Christine Kasinskas, clinical assistant professor of physical therapy, coordinated the event. She targeted area assisted-living facilities, senior centers and doctors’ offices.
“My mother fell in the last month,” Kasinskas said. “My neighbor fell in the last month. It’s devastating. Sometimes, people are never able to return to their homes or get around the way that they want to. Falls can lead to traumatic brain injury and death. Once someone falls, they have a fear of falling so they limit their activities. They get weaker, they lose their flexibility, they lose their endurance and they are at higher risk for another fall. Education is so important.”
One out of three adults aged 65 or older falls each year, according to the Centers for Disease Control and Prevention. Among older adults, falls are the leading cause of both fatal and non-fatal injuries. The center reports that in 2010, 2.3 million non-fatal fall injuries among older adults were treated in emergency departments and more than 662,000 of these patients were hospitalized. In 2010, the direct medical costs of falls, adjusted for inflation, was $30 billion.

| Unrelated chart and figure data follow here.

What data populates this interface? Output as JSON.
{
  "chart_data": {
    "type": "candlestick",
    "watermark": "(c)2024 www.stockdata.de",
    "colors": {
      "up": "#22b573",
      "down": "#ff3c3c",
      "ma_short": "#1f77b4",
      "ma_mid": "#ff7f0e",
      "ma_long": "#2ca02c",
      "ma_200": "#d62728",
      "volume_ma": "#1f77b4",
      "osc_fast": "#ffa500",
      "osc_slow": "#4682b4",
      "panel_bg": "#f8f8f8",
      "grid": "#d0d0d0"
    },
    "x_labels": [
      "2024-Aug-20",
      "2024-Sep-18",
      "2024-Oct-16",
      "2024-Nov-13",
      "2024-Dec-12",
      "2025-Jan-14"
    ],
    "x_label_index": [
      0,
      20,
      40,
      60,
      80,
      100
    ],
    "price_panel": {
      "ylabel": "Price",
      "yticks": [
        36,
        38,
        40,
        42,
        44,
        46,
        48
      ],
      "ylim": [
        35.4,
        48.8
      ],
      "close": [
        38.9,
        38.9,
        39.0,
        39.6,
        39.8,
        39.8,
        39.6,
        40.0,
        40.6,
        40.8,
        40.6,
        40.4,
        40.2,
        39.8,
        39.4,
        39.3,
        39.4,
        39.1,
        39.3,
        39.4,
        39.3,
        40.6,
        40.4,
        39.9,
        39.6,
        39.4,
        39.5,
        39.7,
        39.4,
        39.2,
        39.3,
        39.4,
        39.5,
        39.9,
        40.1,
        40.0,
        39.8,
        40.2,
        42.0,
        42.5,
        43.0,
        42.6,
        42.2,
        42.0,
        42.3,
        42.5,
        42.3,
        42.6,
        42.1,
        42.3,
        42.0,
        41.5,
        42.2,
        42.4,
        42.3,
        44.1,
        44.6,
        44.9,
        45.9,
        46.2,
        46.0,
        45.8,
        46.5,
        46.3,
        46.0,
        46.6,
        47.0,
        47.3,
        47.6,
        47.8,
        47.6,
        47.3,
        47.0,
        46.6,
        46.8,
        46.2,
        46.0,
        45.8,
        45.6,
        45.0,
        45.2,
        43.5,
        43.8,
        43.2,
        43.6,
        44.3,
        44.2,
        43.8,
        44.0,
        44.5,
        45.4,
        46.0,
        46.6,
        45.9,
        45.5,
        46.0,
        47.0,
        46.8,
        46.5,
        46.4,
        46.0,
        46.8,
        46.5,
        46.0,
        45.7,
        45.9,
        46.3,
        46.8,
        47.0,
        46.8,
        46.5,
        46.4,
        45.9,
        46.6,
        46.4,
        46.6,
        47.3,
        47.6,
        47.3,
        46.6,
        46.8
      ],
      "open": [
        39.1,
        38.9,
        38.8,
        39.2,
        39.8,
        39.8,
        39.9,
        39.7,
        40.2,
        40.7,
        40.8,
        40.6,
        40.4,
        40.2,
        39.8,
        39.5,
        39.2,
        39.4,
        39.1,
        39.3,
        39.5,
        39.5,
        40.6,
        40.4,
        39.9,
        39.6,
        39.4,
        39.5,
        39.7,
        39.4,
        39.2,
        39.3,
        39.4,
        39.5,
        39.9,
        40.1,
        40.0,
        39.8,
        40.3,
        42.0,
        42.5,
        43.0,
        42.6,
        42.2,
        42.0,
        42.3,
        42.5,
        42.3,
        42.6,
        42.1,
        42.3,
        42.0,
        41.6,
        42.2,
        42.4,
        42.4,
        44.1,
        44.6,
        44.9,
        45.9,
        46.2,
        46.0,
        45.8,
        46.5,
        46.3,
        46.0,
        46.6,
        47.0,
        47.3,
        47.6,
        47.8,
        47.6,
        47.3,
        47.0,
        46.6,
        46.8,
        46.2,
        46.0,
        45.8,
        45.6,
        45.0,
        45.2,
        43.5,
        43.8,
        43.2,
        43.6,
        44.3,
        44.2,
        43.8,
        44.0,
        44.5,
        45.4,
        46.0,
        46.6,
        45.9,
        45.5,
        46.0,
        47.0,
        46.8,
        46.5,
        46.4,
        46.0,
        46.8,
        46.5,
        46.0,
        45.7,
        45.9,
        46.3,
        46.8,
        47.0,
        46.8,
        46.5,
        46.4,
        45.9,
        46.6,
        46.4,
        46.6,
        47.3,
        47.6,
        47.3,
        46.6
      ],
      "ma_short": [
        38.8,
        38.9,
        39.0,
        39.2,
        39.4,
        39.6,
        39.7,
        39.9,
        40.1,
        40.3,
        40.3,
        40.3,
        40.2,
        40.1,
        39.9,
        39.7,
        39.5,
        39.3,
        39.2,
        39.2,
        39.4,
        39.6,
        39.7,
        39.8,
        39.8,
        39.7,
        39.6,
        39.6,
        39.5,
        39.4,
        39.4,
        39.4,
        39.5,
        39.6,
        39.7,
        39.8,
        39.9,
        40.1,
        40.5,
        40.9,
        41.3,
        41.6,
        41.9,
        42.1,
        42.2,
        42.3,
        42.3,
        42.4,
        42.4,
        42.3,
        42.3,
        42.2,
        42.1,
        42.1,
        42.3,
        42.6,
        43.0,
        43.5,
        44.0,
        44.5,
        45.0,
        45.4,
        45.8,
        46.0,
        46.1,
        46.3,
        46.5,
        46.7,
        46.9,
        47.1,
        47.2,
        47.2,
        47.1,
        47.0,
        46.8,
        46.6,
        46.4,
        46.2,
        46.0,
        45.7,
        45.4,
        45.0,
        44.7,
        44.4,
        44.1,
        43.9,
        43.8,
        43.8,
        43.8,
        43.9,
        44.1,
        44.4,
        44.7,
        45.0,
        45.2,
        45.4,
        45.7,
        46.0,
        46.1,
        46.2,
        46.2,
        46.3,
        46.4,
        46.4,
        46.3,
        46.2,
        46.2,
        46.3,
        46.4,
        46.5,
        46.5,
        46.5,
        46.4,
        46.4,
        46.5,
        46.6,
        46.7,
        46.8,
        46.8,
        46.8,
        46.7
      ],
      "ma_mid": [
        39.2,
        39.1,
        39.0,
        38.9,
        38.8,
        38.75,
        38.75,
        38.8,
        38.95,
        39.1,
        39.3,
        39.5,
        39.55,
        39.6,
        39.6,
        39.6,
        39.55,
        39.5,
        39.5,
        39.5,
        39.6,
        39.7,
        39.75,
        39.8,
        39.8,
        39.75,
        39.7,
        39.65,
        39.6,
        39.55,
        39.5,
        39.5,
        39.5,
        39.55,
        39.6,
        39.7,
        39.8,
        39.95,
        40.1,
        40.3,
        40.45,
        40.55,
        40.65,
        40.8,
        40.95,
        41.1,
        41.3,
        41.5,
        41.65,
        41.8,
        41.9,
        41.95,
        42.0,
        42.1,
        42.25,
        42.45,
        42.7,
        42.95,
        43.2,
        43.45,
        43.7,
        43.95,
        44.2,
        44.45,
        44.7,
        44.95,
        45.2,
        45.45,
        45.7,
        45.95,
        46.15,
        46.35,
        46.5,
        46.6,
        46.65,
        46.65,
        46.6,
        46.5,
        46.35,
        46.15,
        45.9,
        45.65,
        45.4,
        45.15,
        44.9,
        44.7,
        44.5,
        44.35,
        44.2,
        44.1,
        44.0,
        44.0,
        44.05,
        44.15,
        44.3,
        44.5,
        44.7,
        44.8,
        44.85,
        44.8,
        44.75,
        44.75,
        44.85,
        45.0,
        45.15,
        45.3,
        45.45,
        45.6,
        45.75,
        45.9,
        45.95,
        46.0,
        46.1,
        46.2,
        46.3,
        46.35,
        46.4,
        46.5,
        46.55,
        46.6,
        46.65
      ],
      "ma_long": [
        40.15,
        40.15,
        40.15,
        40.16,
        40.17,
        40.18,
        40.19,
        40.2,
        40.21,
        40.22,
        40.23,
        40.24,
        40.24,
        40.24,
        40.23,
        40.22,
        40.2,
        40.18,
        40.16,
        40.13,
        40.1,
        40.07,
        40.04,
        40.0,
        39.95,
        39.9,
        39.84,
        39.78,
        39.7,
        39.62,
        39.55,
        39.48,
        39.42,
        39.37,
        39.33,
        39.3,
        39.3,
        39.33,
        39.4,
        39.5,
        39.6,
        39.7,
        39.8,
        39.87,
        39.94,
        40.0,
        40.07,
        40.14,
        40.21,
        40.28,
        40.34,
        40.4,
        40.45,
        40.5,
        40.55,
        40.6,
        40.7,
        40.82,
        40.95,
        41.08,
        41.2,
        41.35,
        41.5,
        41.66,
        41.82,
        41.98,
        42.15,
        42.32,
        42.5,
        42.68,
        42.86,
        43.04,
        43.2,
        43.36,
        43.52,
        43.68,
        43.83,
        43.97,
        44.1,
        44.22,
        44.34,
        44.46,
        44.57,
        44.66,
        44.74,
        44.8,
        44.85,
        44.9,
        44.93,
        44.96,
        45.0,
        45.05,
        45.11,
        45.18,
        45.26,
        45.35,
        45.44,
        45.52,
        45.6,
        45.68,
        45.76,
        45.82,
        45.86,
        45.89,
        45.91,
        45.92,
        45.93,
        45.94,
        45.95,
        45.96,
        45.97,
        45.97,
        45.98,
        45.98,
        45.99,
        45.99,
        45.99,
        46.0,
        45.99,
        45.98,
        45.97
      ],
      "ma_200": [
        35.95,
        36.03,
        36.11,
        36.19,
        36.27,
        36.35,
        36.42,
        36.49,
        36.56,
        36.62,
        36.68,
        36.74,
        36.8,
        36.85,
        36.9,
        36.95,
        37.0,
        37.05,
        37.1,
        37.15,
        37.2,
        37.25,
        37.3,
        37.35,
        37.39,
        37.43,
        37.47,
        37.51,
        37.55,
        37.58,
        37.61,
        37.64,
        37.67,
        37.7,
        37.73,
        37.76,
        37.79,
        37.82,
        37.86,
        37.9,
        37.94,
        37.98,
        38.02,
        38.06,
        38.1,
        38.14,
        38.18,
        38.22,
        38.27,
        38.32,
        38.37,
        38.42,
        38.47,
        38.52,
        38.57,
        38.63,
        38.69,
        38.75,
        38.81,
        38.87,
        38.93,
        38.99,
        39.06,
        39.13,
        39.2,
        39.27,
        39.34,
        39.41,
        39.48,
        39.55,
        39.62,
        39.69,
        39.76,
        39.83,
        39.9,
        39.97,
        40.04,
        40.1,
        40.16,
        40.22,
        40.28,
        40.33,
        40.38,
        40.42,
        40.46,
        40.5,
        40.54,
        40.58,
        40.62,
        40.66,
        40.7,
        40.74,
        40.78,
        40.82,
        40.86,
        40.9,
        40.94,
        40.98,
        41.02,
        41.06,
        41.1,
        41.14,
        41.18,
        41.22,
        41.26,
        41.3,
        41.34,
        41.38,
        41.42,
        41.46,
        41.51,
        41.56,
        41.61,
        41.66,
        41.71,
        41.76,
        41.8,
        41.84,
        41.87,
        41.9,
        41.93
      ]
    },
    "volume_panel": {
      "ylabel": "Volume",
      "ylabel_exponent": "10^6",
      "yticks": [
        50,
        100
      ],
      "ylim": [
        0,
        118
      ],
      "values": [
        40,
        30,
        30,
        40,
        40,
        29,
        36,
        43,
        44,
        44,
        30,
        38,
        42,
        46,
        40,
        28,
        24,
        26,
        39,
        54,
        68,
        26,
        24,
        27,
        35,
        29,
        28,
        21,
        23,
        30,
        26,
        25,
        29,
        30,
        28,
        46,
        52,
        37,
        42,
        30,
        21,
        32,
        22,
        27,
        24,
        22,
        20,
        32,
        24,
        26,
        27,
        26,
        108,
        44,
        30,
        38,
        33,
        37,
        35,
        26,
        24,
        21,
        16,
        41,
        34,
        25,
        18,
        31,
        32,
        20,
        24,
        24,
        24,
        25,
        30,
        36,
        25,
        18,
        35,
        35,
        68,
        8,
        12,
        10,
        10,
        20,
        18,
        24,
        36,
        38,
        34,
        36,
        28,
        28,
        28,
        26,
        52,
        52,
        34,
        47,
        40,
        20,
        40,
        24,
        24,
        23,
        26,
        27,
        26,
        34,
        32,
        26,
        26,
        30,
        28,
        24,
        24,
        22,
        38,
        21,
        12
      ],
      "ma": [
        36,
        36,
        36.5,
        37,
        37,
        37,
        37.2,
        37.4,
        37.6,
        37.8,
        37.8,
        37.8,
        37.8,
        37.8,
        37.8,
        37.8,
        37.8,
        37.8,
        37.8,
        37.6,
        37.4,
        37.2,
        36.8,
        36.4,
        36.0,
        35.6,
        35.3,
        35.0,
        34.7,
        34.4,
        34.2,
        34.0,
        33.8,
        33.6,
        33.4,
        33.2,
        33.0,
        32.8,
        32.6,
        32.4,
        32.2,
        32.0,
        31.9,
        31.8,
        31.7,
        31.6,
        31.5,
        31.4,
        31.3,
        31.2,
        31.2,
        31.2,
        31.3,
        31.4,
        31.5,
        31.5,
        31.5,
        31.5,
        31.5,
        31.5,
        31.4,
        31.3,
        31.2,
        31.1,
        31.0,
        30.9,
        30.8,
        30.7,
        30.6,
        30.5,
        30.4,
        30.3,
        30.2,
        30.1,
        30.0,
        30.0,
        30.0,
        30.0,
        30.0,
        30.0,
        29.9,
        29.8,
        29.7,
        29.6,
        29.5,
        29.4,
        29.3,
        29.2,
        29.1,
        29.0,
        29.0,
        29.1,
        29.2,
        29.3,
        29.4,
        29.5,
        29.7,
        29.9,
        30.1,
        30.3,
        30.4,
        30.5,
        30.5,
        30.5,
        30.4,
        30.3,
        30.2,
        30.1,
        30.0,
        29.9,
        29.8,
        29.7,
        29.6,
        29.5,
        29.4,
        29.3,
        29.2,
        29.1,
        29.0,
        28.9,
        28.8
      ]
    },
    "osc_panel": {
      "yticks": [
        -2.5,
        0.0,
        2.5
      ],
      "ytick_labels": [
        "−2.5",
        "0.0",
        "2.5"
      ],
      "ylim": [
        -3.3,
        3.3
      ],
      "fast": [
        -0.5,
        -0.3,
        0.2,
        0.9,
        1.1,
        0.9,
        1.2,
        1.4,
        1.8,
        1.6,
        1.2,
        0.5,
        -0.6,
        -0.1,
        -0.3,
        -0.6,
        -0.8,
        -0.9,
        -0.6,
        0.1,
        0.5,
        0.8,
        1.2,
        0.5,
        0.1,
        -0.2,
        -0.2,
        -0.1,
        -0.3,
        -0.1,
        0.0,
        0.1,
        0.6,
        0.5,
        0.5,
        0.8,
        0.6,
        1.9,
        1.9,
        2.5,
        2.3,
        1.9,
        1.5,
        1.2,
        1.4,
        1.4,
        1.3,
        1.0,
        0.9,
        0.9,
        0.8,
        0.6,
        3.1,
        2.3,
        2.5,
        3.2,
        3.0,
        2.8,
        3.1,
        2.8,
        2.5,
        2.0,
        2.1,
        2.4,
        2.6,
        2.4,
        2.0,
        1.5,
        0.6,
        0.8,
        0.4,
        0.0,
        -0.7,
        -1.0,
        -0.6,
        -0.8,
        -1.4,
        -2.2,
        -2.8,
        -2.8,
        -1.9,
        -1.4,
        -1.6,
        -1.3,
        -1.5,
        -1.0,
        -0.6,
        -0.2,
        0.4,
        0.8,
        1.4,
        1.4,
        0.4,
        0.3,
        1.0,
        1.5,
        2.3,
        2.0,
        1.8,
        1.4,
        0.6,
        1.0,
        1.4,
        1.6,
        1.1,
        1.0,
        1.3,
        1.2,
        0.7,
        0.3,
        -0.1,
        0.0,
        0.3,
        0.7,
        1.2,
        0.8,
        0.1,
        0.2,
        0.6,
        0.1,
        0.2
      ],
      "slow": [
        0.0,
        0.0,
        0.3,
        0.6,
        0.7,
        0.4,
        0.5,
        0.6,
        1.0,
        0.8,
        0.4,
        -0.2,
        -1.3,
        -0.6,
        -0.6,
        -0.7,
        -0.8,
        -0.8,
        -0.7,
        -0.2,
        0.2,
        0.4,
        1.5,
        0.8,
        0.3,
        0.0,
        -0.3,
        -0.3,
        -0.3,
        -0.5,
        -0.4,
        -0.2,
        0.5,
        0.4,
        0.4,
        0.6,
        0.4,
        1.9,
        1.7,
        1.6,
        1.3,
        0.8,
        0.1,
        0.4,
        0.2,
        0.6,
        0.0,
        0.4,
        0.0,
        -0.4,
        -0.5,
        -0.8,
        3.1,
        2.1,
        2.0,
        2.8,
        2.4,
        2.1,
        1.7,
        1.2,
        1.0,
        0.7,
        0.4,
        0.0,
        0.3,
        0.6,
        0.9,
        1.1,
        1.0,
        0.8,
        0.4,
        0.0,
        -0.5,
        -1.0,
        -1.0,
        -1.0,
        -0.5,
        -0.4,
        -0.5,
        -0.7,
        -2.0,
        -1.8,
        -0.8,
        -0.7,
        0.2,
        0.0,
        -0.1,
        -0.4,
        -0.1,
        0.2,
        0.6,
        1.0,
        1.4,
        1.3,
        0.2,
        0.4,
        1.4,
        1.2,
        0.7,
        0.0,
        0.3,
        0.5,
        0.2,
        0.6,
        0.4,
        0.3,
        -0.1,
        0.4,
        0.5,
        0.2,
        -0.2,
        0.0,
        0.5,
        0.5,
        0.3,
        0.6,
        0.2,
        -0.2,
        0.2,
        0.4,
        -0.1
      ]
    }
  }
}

Quinnipiac’s National Falls Prevention Day activities included a panel discussion with students and, “Clara,” a high fidelity simulation mannequin who has taken a serious fall.
The students offered several tips for avoiding falls, such as making regular visits to the doctor and learning about the side effects of medications. They also stressed the importance of assistive devices, proper footwear and exercise and of having a well-lighted and hazard-free home.
Ben Fan, a sixth-year physical therapy student from East Brunswick, New Jersey, and Rebecca Choubah, a senior occupational therapy major from Dartmouth, Massachusetts, were among six students to speak to the visitors.
“Being able to prevent falls and address the issue before it is an issue is of crucial importance to us as providers,” Fan said.
Choubah added that the event was beneficial for the students as well as the senior citizens.
“We always say we learn so much more from them than they ever will from us,” Choubah said. “First-hand experience is vital to our practices.”
Following the panel discussion, the older adults visited Clara’s mock apartment at the center and were asked to identify multiple fall risks such as rugs that are not anchored properly and a walker that is poorly maintained.
Gloria McKee, a retired nurse, made the trip from Masonicare in Wallingford to learn about fall prevention.
“I’m loving it,” she said of the program. “The students here are wonderful.”
In addition, the event featured a light breakfast, raffle, free screenings and information booths about topics such as bone density, home safety and use of assistive devices.
Tracy Van Oss, clinical associate professor of occupational therapy, also helped organize the event.
“The students have learned a lot from the seniors that they could not get from sitting in the classroom,” Van Oss said.